И эти слова были покрыты громом аплодисментов.
Всё собрание, полторы тысячи человек, поднялось и стоя аплодировало Петру Петровичу.
Аплодировало десять минут.
Стоял сплошной, неумолчный треск.
Словно что-то рушилось. Словно трещали и ломались какие-то заборы и преграды.
Пётр Петрович стоял, опустив голову, словно выслушивая приговор, обязываясь подчиниться ему.
Стоял не кланяясь, задыхаясь от поднимавшихся слёз.
Повторяя всей восторженной, взволнованной, в какую-то недосягаемую, святую высь вознёсшейся душой «Ганнибалову клятву»:
– Умереть, но не опустить знамени. Ни на вершок. Ни на четверть вершка. Чтоб никому, никому не показалось, что знамя поколебалось. Чтоб не раздалось крика ужаса одних, крика радости других.
Его душа «принимала святое крещение в вожди».
Так он определил, потом в своих записках то, что пережил в эти минуты.

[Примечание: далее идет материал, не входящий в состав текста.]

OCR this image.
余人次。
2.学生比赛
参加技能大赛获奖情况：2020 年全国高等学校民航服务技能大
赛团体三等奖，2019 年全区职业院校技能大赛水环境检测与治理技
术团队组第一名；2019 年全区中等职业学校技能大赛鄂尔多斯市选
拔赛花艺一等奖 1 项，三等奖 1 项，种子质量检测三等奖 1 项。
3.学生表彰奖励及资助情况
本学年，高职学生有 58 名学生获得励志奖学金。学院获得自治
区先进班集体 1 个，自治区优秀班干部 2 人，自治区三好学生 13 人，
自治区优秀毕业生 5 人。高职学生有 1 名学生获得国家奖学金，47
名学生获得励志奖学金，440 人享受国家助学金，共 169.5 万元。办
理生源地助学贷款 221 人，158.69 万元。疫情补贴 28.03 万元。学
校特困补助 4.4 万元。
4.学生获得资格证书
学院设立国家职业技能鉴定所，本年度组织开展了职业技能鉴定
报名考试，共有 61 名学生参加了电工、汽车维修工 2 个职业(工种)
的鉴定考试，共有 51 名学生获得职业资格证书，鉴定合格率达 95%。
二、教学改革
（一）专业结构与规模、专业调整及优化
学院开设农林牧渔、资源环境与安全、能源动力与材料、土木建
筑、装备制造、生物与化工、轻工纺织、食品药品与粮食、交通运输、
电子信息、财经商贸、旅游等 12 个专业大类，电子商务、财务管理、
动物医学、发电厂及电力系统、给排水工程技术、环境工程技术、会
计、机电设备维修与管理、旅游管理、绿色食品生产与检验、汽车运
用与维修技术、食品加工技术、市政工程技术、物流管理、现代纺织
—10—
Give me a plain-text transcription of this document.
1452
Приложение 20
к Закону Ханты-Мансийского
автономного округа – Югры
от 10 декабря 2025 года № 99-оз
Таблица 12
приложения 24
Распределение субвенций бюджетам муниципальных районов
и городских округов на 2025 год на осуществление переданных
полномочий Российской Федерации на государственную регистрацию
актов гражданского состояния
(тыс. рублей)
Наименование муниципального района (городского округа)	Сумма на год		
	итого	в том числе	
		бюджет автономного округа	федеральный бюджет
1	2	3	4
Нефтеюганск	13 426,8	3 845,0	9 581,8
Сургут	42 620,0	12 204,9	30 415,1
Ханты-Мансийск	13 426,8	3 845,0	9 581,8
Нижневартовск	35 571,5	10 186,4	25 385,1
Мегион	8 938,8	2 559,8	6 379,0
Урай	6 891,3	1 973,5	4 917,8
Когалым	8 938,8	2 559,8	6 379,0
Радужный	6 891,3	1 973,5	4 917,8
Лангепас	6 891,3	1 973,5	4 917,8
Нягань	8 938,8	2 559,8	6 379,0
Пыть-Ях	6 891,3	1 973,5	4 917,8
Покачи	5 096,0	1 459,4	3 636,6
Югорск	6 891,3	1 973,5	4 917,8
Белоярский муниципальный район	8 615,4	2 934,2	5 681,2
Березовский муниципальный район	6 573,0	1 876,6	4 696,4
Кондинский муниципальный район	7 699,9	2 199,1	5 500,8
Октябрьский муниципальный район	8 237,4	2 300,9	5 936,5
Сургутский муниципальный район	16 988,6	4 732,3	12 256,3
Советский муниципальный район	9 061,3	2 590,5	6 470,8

«Гражданин» звал его не иначе, как Равашолем.
Губернатор…
Губернатор человек военный, говорил, что:
– Если б в Версале был дельный полицмейстер, никакой бы и революции во Франции не было. И Мирабо бы не пикнул.
Губернатор звал его «Мирабо».
И говорил о нём не иначе, как приходя в сильнейшее волнение и сжимая кулак, как «дельный полицмейстер»:
– Этот Мирабо у меня-с. Это слава Богу, что у меня-с. Я вот его где держу. И посматриваю: тут ли? Да-с! Это – Мирабо!
Кажется, губернатор даже гордился, что именно у него «проживает» Мирабо. Как гордится участковый пристав, что у него в участке живёт миллионер.
«Кудрявцев» – это стало именем нарицательным.
«Кудрявцевых у нас мало», писали одни газеты, когда решались рискнуть упомянуть его имя, вопреки циркулярам.
«Кудрявцевых развелось слишком много», писали другие газеты невозбранно, во всякое время.